Revelação histórica como captação do que Deus está sempre dizendo a todos. Uma palavra sobre a teologia de Queiruga
O teólogo espanhol Andrés Torres Queiruga propõe um entendimento peculiar da revelação divina, que, na sua visão, procura estar em consonância com o estágio atual dos saberes acumulados pela humanidade. Esse entendimento está, evidentemente, sujeito a críticas, principalmente por ser um entendimento novo sob muitos aspectos.
Segundo Queiruga, Deus está se doando e se comunicando totalmente desde o princípio da criação. Acontece que a criatura é finita, e só pode receber de acordo com sua capacidade. O Inteiro de Deus é recebido aos poucos, mas o processo de recepção pode crescer rumo à plenitude.
Assim, todos os povos são objeto da autocomunicação divina, mas o modo de recepção varia de uns para outros. Certamente influencia na capacidade de receber a boa vontade ou a abertura do coração, mas também as contingências e vicissitudes dos povos e indivíduos. A geografia, os acontecimentos históricos, a constituição biofísica e outros mil tipos de contingências… tudo isso entra no jogo.

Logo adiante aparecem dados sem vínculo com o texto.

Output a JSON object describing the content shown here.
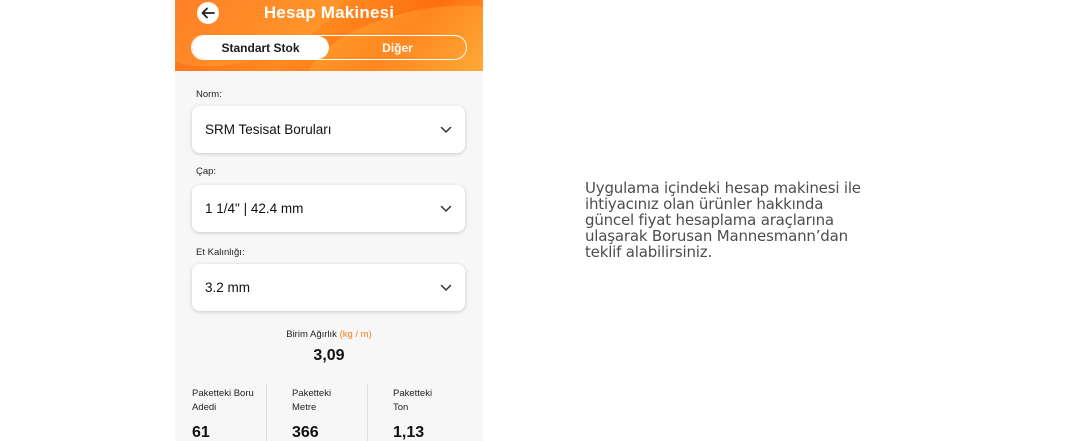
{
  "header": {
    "title": "Hesap Makinesi",
    "tabs": [
      {
        "label": "Standart Stok",
        "active": true
      },
      {
        "label": "Diğer",
        "active": false
      }
    ]
  },
  "form": {
    "norm": {
      "label": "Norm:",
      "value": "SRM Tesisat Boruları"
    },
    "cap": {
      "label": "Çap:",
      "value": "1 1/4\" | 42.4 mm"
    },
    "et": {
      "label": "Et Kalınlığı:",
      "value": "3.2 mm"
    }
  },
  "unit_weight": {
    "label": "Birim Ağırlık",
    "unit": "(kg / m)",
    "value": "3,09"
  },
  "stats": [
    {
      "label": "Paketteki Boru\nAdedi",
      "value": "61"
    },
    {
      "label": "Paketteki\nMetre",
      "value": "366"
    },
    {
      "label": "Paketteki\nTon",
      "value": "1,13"
    }
  ],
  "description": "Uygulama içindeki hesap makinesi ile ihtiyacınız olan ürünler hakkında güncel fiyat hesaplama araçlarına ulaşarak Borusan Mannesmann’dan teklif alabilirsiniz.",
  "colors": {
    "accent": "#ff7a1a",
    "text": "#111111"
  }
}
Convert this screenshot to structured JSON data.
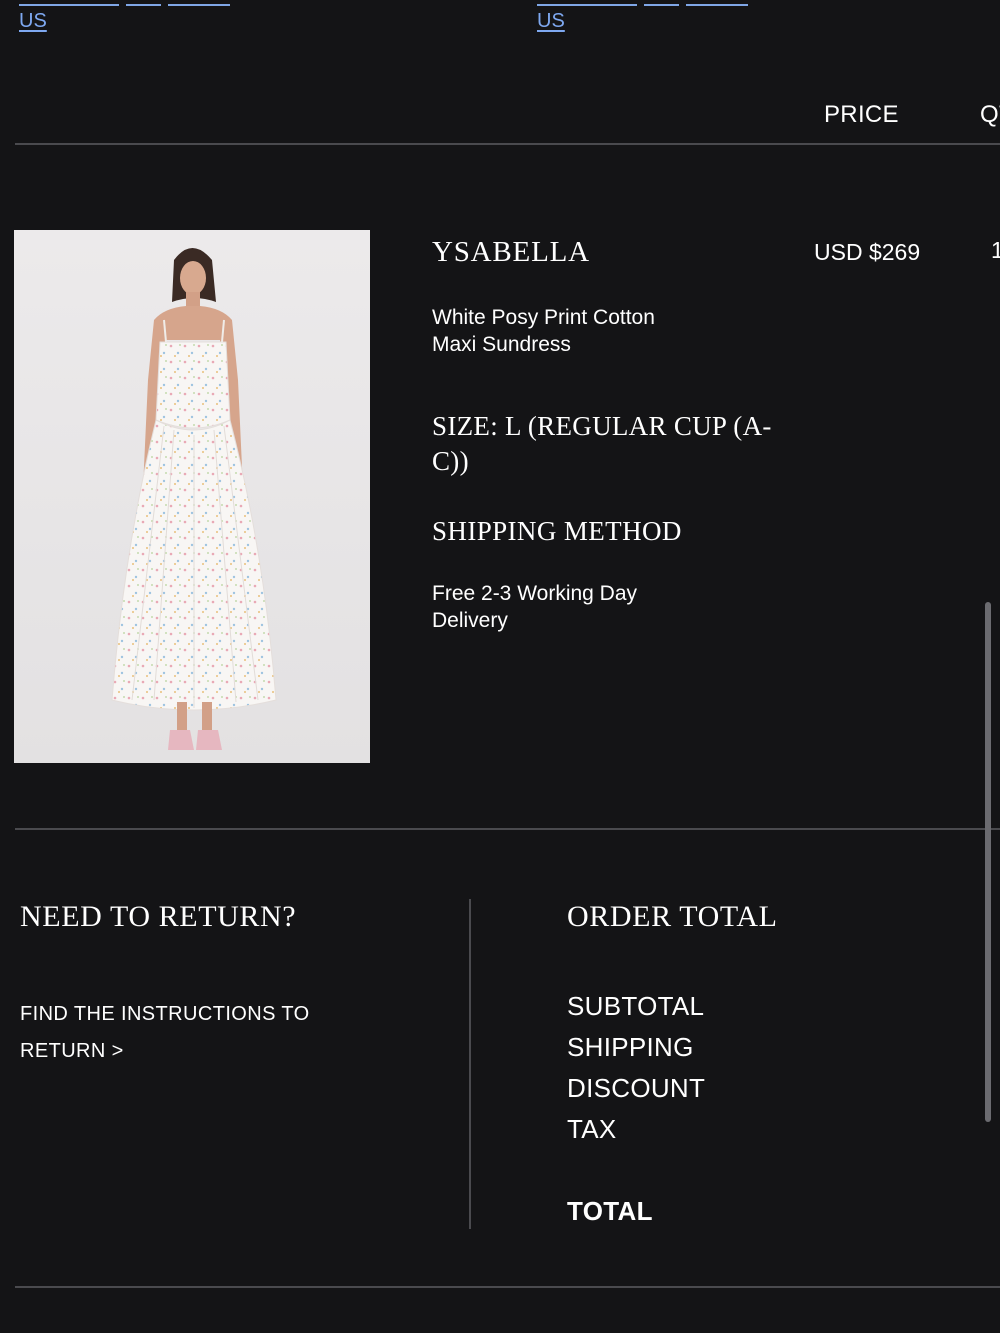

Sob esta ótica, poder-se-ia dizer que, na antiguidade, o povo hebreu, com suas particularidades, recebeu a autocomunicação de Deus de maneira singular; tão singular que foi capaz de refletir e transmitir uma imagem bastante elevada de Deus — um Deus único, transcendente, cujo culto não deveria envolver somente o ritual, mas também a ética ou a conduta de vida; um Deus que se faz paladino da justiça e se mostra como o amparo dos excluídos — o pobre, a viúva, o estrangeiro, a criança; um Deus que perdoa e suscita recomeços em vista da salvação. É certo que encontramos muitos antropomorfismos no AT, mas quem analisa o livro sagrado com atenção pode perceber que, com o correr do tempo e da história, a imagem de Deus vai se purificando e se elevando cada vez mais. Ademais, o ser humano não pode jamais falar do transcendente com absoluta propriedade por meio de sua linguagem limitada, metafórica e analógica. Deus é a Realidade que deve ser antes de tudo vivida, intuída, fruída.
Poder-se-ia perguntar por que os hebreus alcançaram uma imagem assim tão alta de Deus. Esse pequeno povo passou por grandes dificuldades. Estando entre duas grandes regiões de impérios poderosos — o Egito e a Mesopotâmia —, quase sempre se viu acuado, oprimido e provado. Além disso, reconhecia e experimentava com lágrimas as próprias fragilidades, pecados e infidelidades ao Senhor. Sabe-se que quem passa por grandes provações na vida pode colher a ocasião de burilar a própria vida espiritual, buscando com mais intensidade a Fonte da vida ou abrindo-se com mais largueza ao Fundo que constitui todas as coisas, Fonte ou Fundo que se revela, em última análise, como Espírito, Amor, Paz, Luz e Alegria. Ora, as dificuldades de Israel podem muito bem ter oferecido a ocasião para que o povo prestasse melhor atenção ao nível da Realidade transcendente, e, assim, escutasse de modo peculiar o que Deus está dizendo a todos.
Na visão de Queiruga, o povo hebreu é escolhido porque se deixou escolher. Esse deixar-se escolher, como se notou, não é fruto de mero voluntarismo, pois que passa também pelos diversos tipos de contingências que, em última análise, são acompanhadas por Deus. Assim, por outro ângulo, pode-se dizer que Deus escolhe por meio das contingências. Sobre este ponto, Israel compreendeu bem que a escolha é também para o serviço. Deus se dá a todos, mas cada povo, e mesmo cada indivíduo, tem o seu ritmo para ouvir os seus apelos e lançar-se nos seus braços.